Berlins neue Meschugge

Obwohl ich in einer Familie mit einer starken jüdischen Identität aufgewachsen bin, hatte ich bis vor kurzem keine Ahnung von der jüdischen Küche. Was wohl daran liegt, dass ich in Berlin lebe, wo jüdische Delis nur langsam wieder auftauchen.

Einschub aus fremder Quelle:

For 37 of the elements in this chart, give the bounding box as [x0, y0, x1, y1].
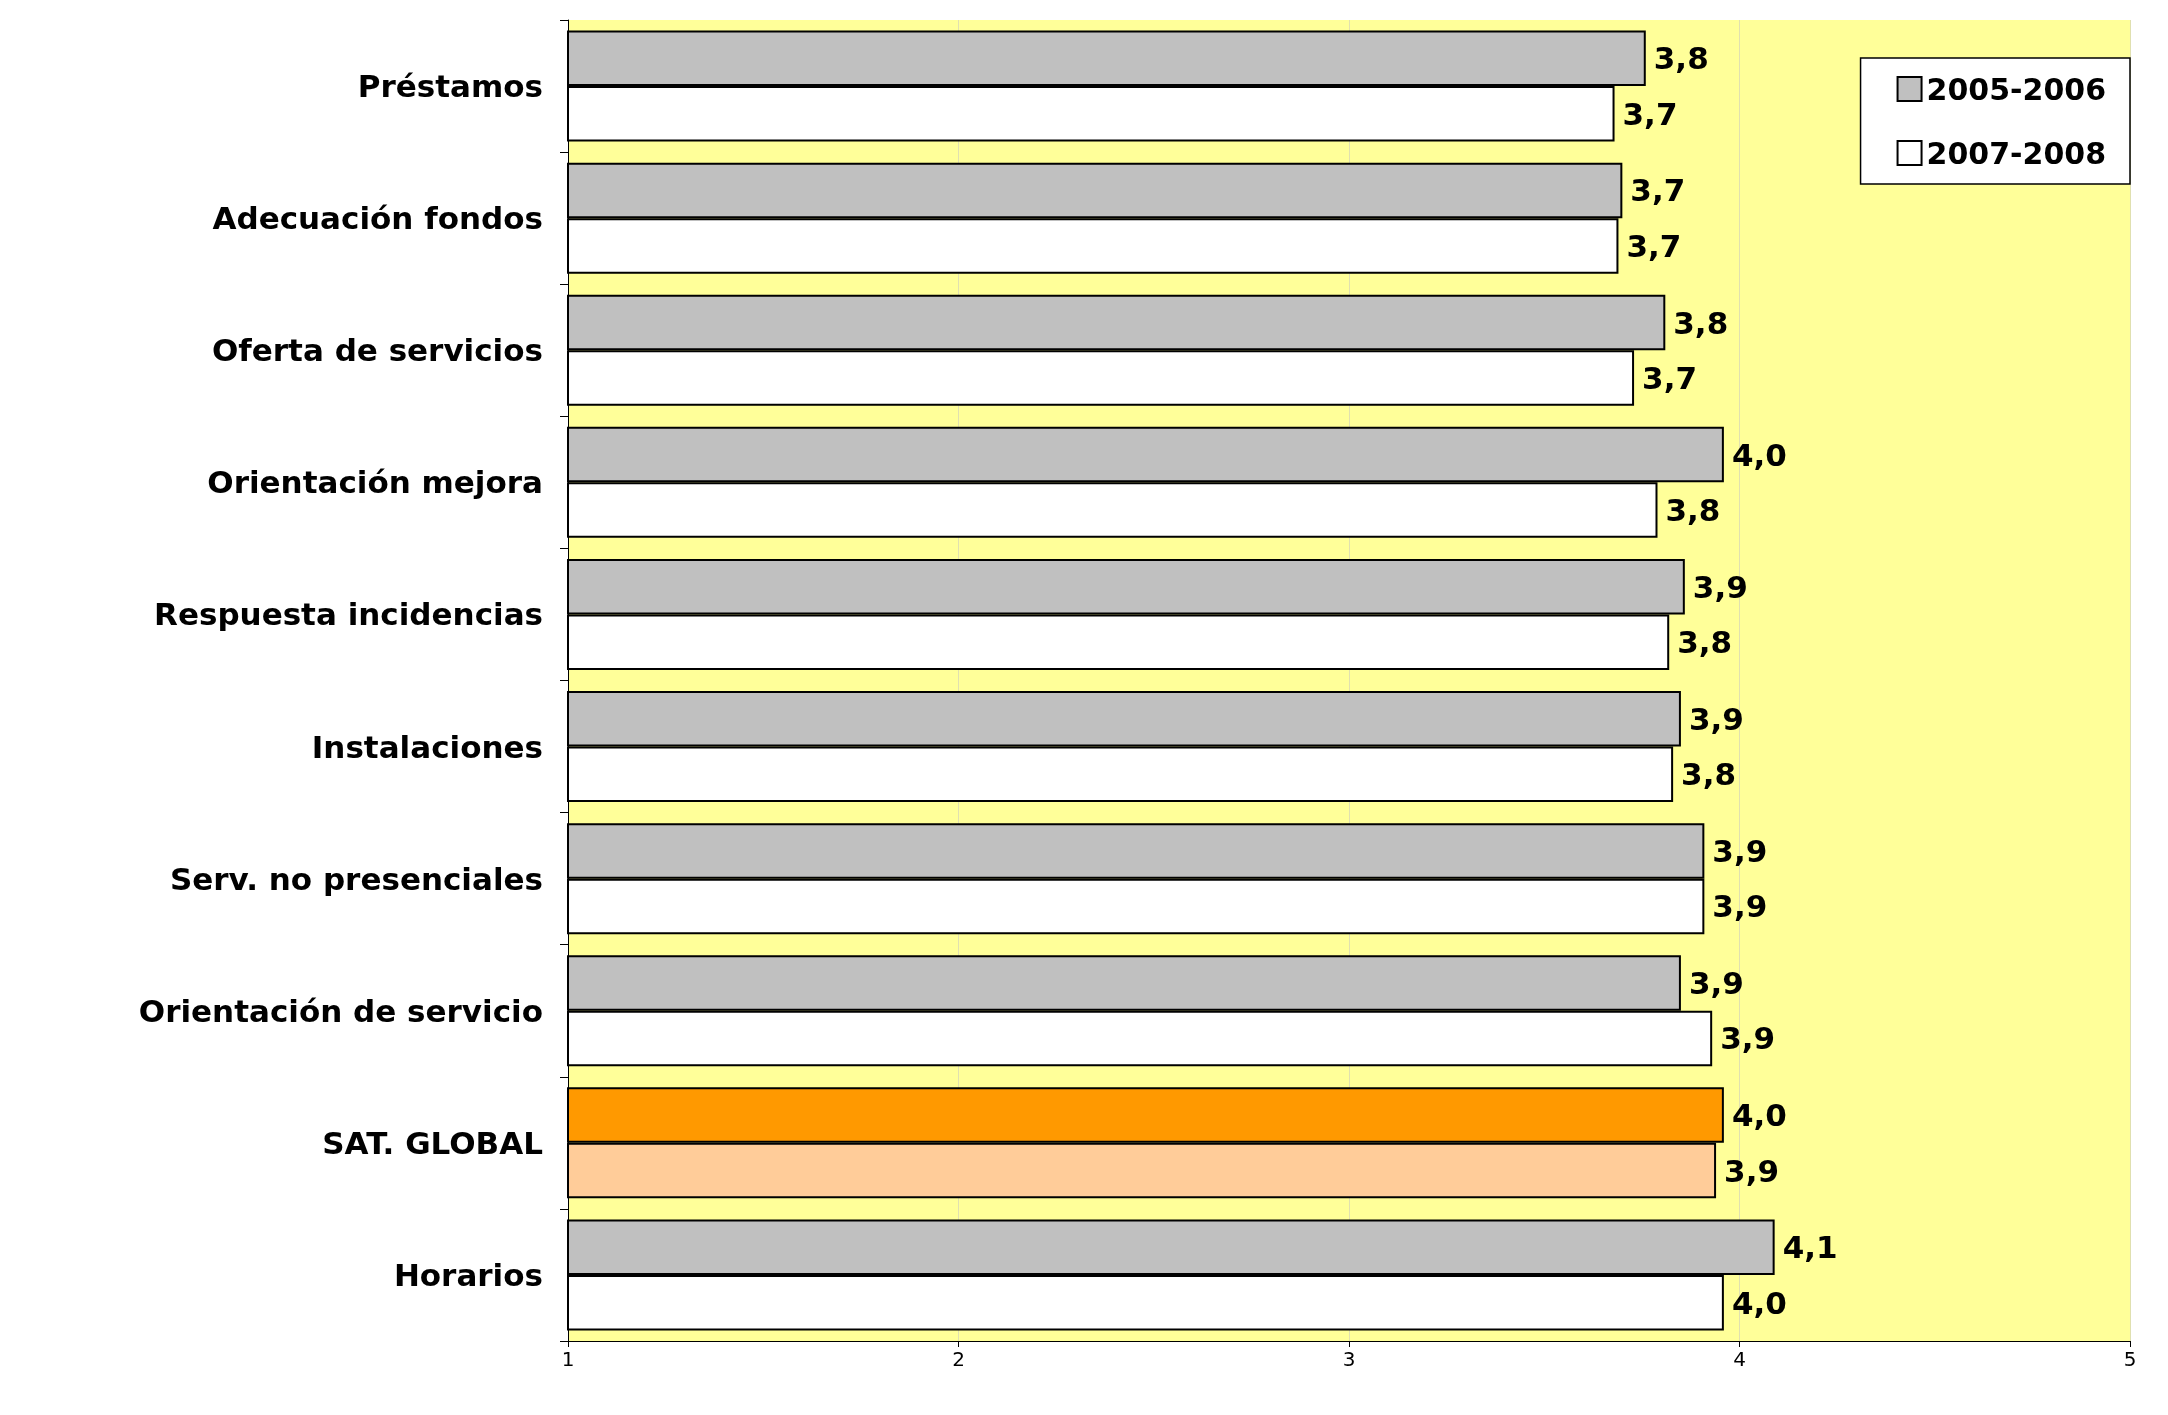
y-tick-label: Serv. no presenciales: [169, 860, 543, 897]
data-label: 4,0: [1731, 1284, 1787, 1321]
data-label: 3,9: [1712, 832, 1768, 869]
y-tick-label: Instalaciones: [311, 728, 543, 765]
data-label: 3,8: [1653, 40, 1709, 77]
data-label: 4,1: [1782, 1229, 1838, 1266]
y-tick-label: Adecuación fondos: [212, 200, 543, 237]
data-label: 3,9: [1688, 700, 1744, 737]
data-label: 3,8: [1681, 756, 1737, 793]
data-label: 3,8: [1673, 304, 1729, 341]
data-label: 3,9: [1688, 965, 1744, 1002]
data-label: 3,7: [1642, 359, 1697, 396]
data-label: 3,8: [1665, 492, 1721, 529]
x-tick-label: 1: [561, 1347, 575, 1371]
legend-label: 2007-2008: [1926, 135, 2107, 171]
data-label: 3,9: [1692, 568, 1748, 605]
data-label: 3,9: [1712, 888, 1768, 925]
y-tick-label: Oferta de servicios: [211, 332, 543, 369]
data-label: 3,9: [1720, 1020, 1776, 1057]
data-label: 4,0: [1731, 1097, 1787, 1134]
y-tick-label: Respuesta incidencias: [154, 596, 543, 633]
data-label: 3,7: [1630, 172, 1686, 209]
y-tick-label: Orientación mejora: [207, 464, 543, 501]
data-label: 3,9: [1724, 1152, 1779, 1189]
data-label: 3,7: [1626, 227, 1682, 264]
x-tick-label: 2: [952, 1347, 965, 1371]
y-tick-label: Orientación de servicio: [138, 992, 543, 1029]
y-tick-label: Préstamos: [357, 68, 543, 105]
x-tick-label: 4: [1733, 1347, 1746, 1371]
y-tick-label: SAT. GLOBAL: [322, 1124, 543, 1161]
data-label: 4,0: [1731, 436, 1787, 473]
y-tick-label: Horarios: [393, 1256, 543, 1293]
data-label: 3,8: [1677, 624, 1733, 661]
x-tick-label: 5: [2123, 1347, 2137, 1371]
data-label: 3,7: [1622, 95, 1678, 132]
legend-label: 2005-2006: [1926, 71, 2107, 107]
x-tick-label: 3: [1342, 1347, 1356, 1371]
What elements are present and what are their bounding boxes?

Foto: mattmendoza via Flickr

Vor einigen Jahren eröffnete bei mir um die Ecke ein Deli. Es wurde von Amerikanern betrieben und versprach ein authentisches amerikanisches Erlebnis. Ich ging ein paar Mal hin ohne große Erwartungen—viele amerikanische Lokale hatten in Berlin mit großem Trara eröffnet, nur um dann fades, trockenes Essen zu servieren. Wie ich bereits erahnt hatte, hauten mich auch in diesem Lokal die meisten Gerichte nicht vom Hocker. Eines Tages bestellte ich aus einer Laune heraus ein Pastrami-Sandwich. Obwohl ich jüdischer Abstammung bin und in den Staaten gelebt habe, hatte ich noch nie eines gegessen. An diesen ersten göttlichen Haufen Fleisch wird nie etwas herankommen: Senf, der so scharf war, dass er mir bis in die Nase hochstieg, wunderschönes rosa Rindfleisch, das mit Fett durchwachsen war.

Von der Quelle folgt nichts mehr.